3. The trimetazidine hydrochloride tablets according to claim 1, characterized in that, By weight, the ingredients are: 50 parts lactose, 25 parts microcrystalline cellulose, 4 parts croscarmellose sodium cellulose, 3 parts hydroxypropyl methylcellulose, 1.2 parts magnesium stearate, 0.6 parts micronized silica gel, 2 parts β-cyclodextrin, 1.0 part eugenol diglucoside, and 0.5 parts dithiothreitol.
4. A preparation process for trimetazidine hydrochloride tablets as described in any one of claims 1 to 3, characterized in that, Includes the following steps: (1) Pretreatment of core components: Trimetazidine hydrochloride, β-cyclodextrin, eugenol diglucoside and dithiothreitol were pulverized and sieved respectively; β-cyclodextrin was added to 5 to 8 times its weight of purified water and stirred and dissolved in a water bath at 60 to 70°C to prepare a saturated solution of β-cyclodextrin. (2) Inclusion and dispersion: Trimetazidine hydrochloride, eugenol diglucoside and dithiothreitol are mixed evenly, and the above β-cyclodextrin saturated solution is added. The mixture is stirred to form a dispersion, vacuum dried, pulverized and sieved to obtain the inclusion micro powder. (3) Mixing to prepare a soft material: Mix the encapsulated micro powder with lactose, microcrystalline cellulose, and croscarmellose sodium, add an aqueous solution of hydroxypropyl methylcellulose, and stir to prepare a soft material; (4) Granulation and drying: granulation, drying, and sizing; (5) Total mixing and tableting: Mix the granules with magnesium stearate and micronized silica gel, and then compress the mixture into tablets.

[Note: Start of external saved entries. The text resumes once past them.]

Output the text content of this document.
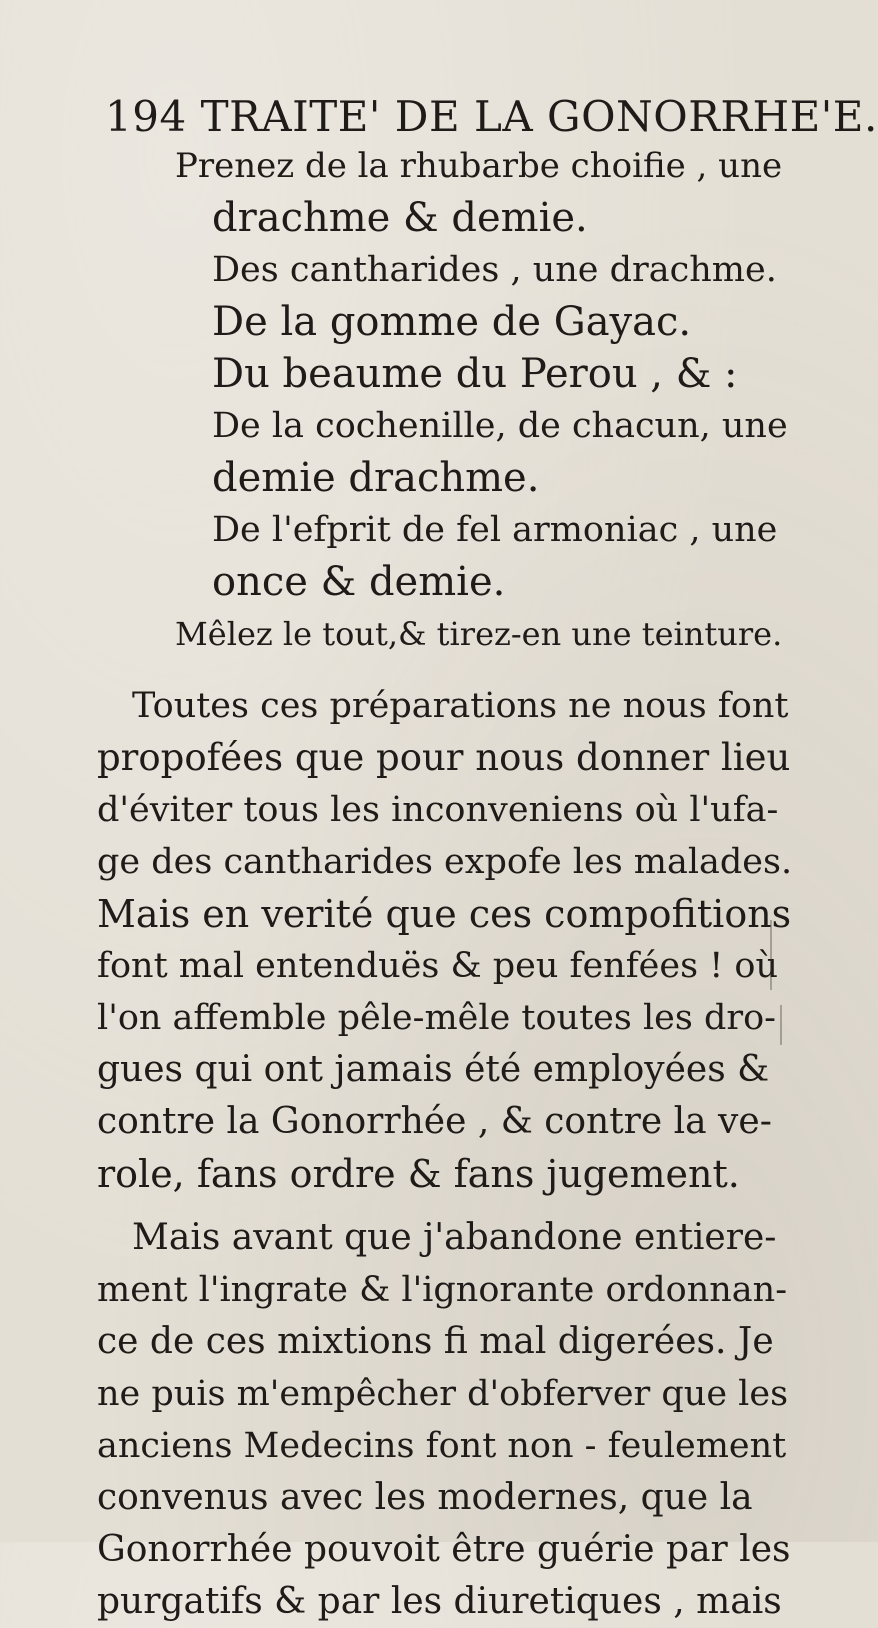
194 TRAITE' DE LA GONORRHE'E.
Prenez de la rhubarbe choifie , une
drachme & demie.
Des cantharides , une drachme.
De la gomme de Gayac.
Du beaume du Perou , & :
De la cochenille, de chacun, une
demie drachme.
De l'efprit de fel armoniac , une
once & demie.
Mêlez le tout,& tirez-en une teinture.
Toutes ces préparations ne nous font
propofées que pour nous donner lieu
d'éviter tous les inconveniens où l'ufa-
ge des cantharides expofe les malades.
Mais en verité que ces compofitions
font mal entenduës & peu fenfées ! où
l'on affemble pêle-mêle toutes les dro-
gues qui ont jamais été employées &
contre la Gonorrhée , & contre la ve-
role, fans ordre & fans jugement.
Mais avant que j'abandone entiere-
ment l'ingrate & l'ignorante ordonnan-
ce de ces mixtions fi mal digerées. Je
ne puis m'empêcher d'obferver que les
anciens Medecins font non - feulement
convenus avec les modernes, que la
Gonorrhée pouvoit être guérie par les
purgatifs & par les diuretiques , mais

5. The preparation process according to claim 4, characterized in that, The stirring conditions in step (2) are: 60~70℃, 200~300r / min constant temperature stirring for 30~40min.
6. The preparation process according to claim 4, characterized in that, The hydroxypropyl methylcellulose aqueous solution has a mass fraction of 4% to 6%.
7. The preparation method according to claim 4, characterized in that, In step (2), the vacuum drying temperature is 50~60℃ and the drying time is 4~6h.
8. The preparation method according to claim 4, characterized in that, In step (4), the drying temperature is 45~55℃ and the drying time is 2~3h.
9. The trimetazidine hydrochloride tablets according to any one of claims 1 to 3, characterized in that, The trimetazidine hydrochloride tablets have a dissolution rate of not less than 90% in 0.05 mol / L hydrochloric acid solution for 30 minutes.
10. The trimetazidine hydrochloride tablets according to any one of claims 1 to 3, characterized in that, The relative standard deviation (RSD) of the uniformity of the content of trimetazidine hydrochloride tablets is ≤0.5%.